7) CONABIO. 2009. "Catálogo taxonómico de especies de México." 1. In Ca. nat. México. CONABIO, Mexico City.
8) Henderson, A., G. Galeano & R. Bernal. 1995. "Field Guide Palms Americas" 1–352. Princeton University Press, Princeton, New Jersey.
9) Hodel, D. R. 1992. "Chamaedorea Palms" 1–338. The International Palm Society, Lawrence.
10) Pérez, A., M. Sousa Sánchez, A. M. Hanan-Alipi, F. Chiang Cabrera & P. Tenorio L. 2005. "Vegetación terrestre." 65–110. In Biodiver. Tabasco. CONABIO-UNAM, Mexico.
Cultivation and Propagation: It is a pretty versatile suckering palm that likes a humus-rich, slightly acidic soil. It is cultivated in tropical and subtropical regions as garden plant and also as house plant.
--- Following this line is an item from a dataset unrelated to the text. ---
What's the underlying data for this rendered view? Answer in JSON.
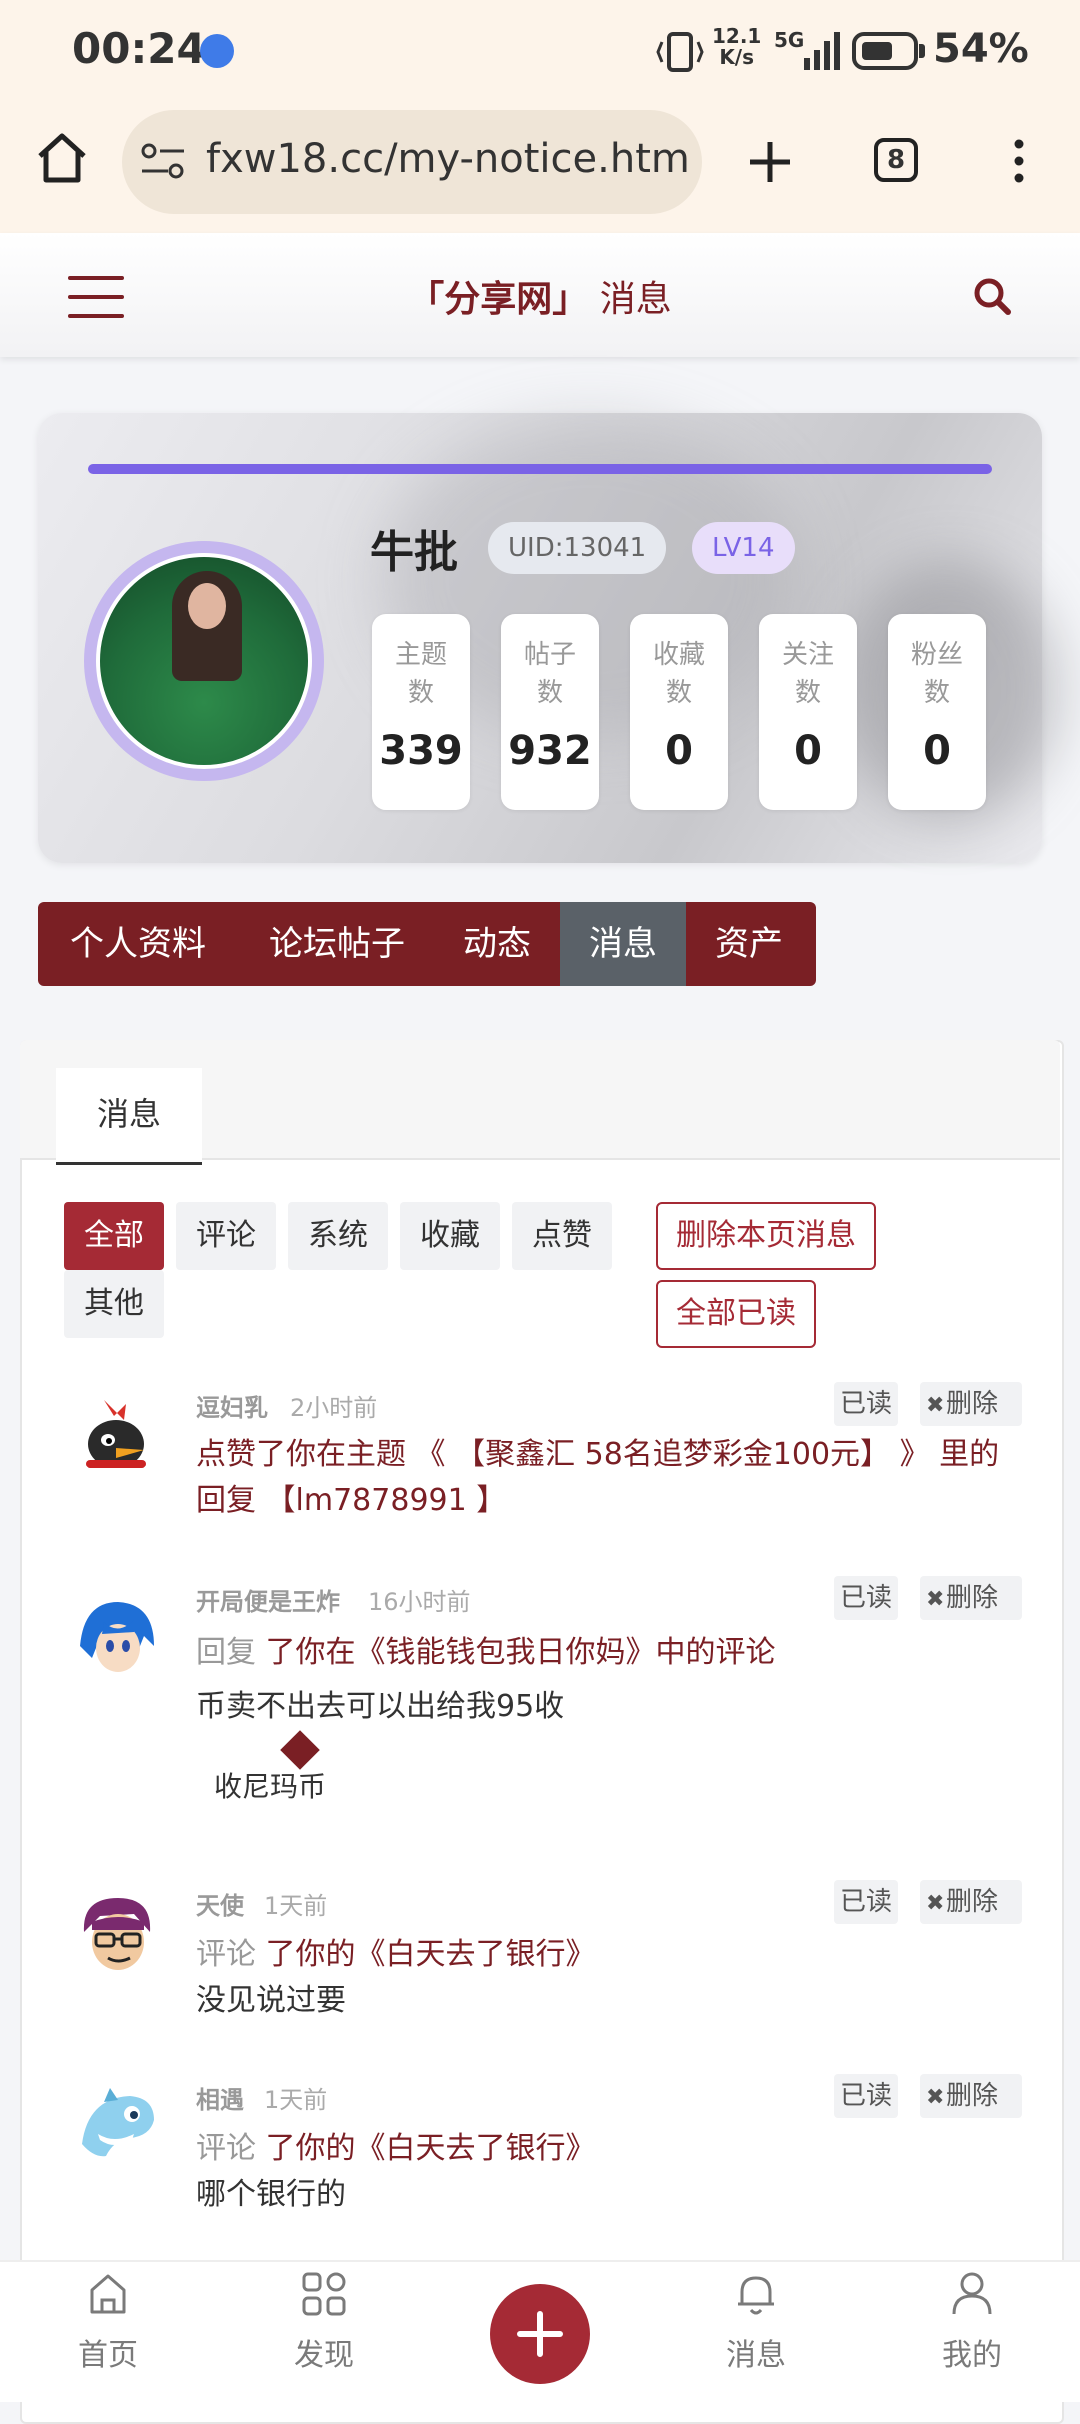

It does best protected from drying winds.
Fertilization: Need a perfect fertilizer diet including all micro nutrients and trace elements or slow release fertilizer applied every one or two months, or according to package directions, using a fertilizer specifically formulated for palms.
Water Requirements: It loves water and its virtually impossible to give it too much, do not let dry out between waterings. It endures damp conditions for most of the year and can grow in boggy situations without a problem, either. Also performs well as an indoor palm, though sometimes it's hard to keep it as moist as it would like... but it does take a good deal of dark without too much problem. Sometimes has water issues indoors- as salts build up in the pot, leaves brown tip and look bad. Need to take it outdoors and thoroughly water then, to get the salts to rinse out. Best if you have non-tap water to use.
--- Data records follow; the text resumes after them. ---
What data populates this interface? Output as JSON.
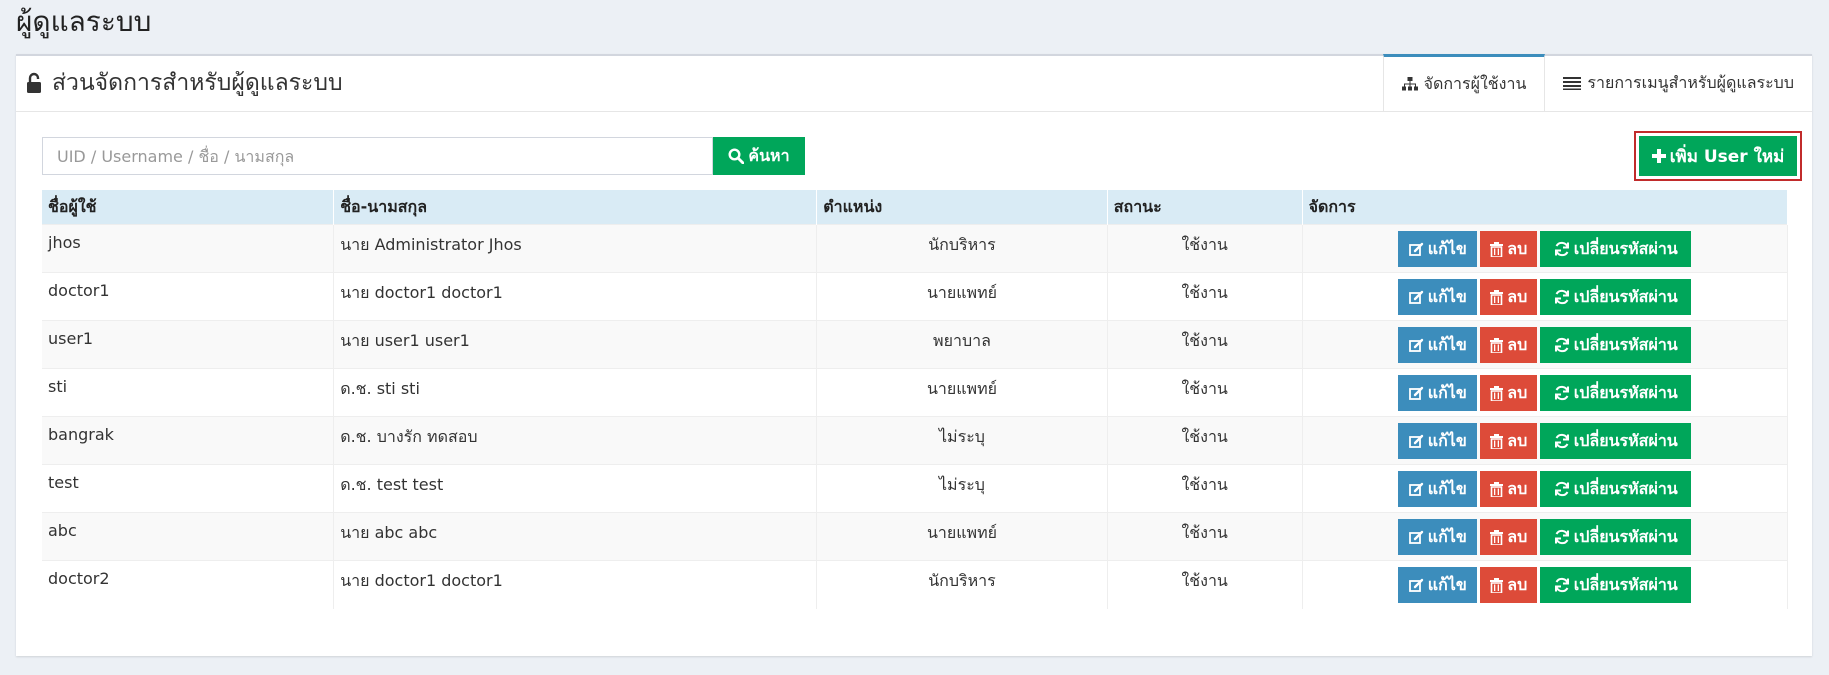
{
  "page": {
    "title": "ผู้ดูแลระบบ"
  },
  "panel": {
    "title": "ส่วนจัดการสำหรับผู้ดูแลระบบ",
    "tabs": [
      {
        "label": "จัดการผู้ใช้งาน",
        "icon": "sitemap-icon",
        "active": true
      },
      {
        "label": "รายการเมนูสำหรับผู้ดูแลระบบ",
        "icon": "list-icon",
        "active": false
      }
    ]
  },
  "search": {
    "placeholder": "UID / Username / ชื่อ / นามสกุล",
    "value": "",
    "button_label": "ค้นหา"
  },
  "add_button_label": "เพิ่ม User ใหม่",
  "table": {
    "headers": [
      "ชื่อผู้ใช้",
      "ชื่อ-นามสกุล",
      "ตำแหน่ง",
      "สถานะ",
      "จัดการ"
    ],
    "action_labels": {
      "edit": "แก้ไข",
      "delete": "ลบ",
      "reset_password": "เปลี่ยนรหัสผ่าน"
    },
    "rows": [
      {
        "username": "jhos",
        "fullname": "นาย Administrator Jhos",
        "position": "นักบริหาร",
        "status": "ใช้งาน"
      },
      {
        "username": "doctor1",
        "fullname": "นาย doctor1 doctor1",
        "position": "นายแพทย์",
        "status": "ใช้งาน"
      },
      {
        "username": "user1",
        "fullname": "นาย user1 user1",
        "position": "พยาบาล",
        "status": "ใช้งาน"
      },
      {
        "username": "sti",
        "fullname": "ด.ช. sti sti",
        "position": "นายแพทย์",
        "status": "ใช้งาน"
      },
      {
        "username": "bangrak",
        "fullname": "ด.ช. บางรัก ทดสอบ",
        "position": "ไม่ระบุ",
        "status": "ใช้งาน"
      },
      {
        "username": "test",
        "fullname": "ด.ช. test test",
        "position": "ไม่ระบุ",
        "status": "ใช้งาน"
      },
      {
        "username": "abc",
        "fullname": "นาย abc abc",
        "position": "นายแพทย์",
        "status": "ใช้งาน"
      },
      {
        "username": "doctor2",
        "fullname": "นาย doctor1 doctor1",
        "position": "นักบริหาร",
        "status": "ใช้งาน"
      }
    ]
  },
  "colors": {
    "success": "#00a65a",
    "primary": "#3c8dbc",
    "danger": "#dd4b39",
    "header_bg": "#d9ebf5",
    "outline": "#c12b2b"
  }
}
Light: It can grow in semi-shade (light woodland) or in full sun and requires high light for indoor cultivation.
Hardiness: The suggested minimum temperature is 4.5°C, but tolerates several degrees of short-lived frost (USDA zones 9b -10).
Aerosol salt tolerance: It has no drought or salt tolerance.
Maintenance: For the healthiest and most attractive plant, keep the cat palm pruned. Remove any yellow-brown, diseased, damaged or drying fronds, but do not prune if the frond still has some green colour. Palms recycle nutrients from dead or dying fronds and use them for healthier fronds.
Uses: It is cultivated as an ornamental bush, and planted in gardens and parks. It will eventually form quite a large dense, clump given time. (It is occasionally used as a hedge plant, screen, border, or general understory in a partially shaded, moist situation.)
Pest & diseases It ids very susceptible to spider mite infestations. The leaves can be washed with soapy water to remove the mites or treated with an insecticidal spray.
Propagation: This palm reproduces sexually via seed as well as asexually, new plants sprout from the base of older plants.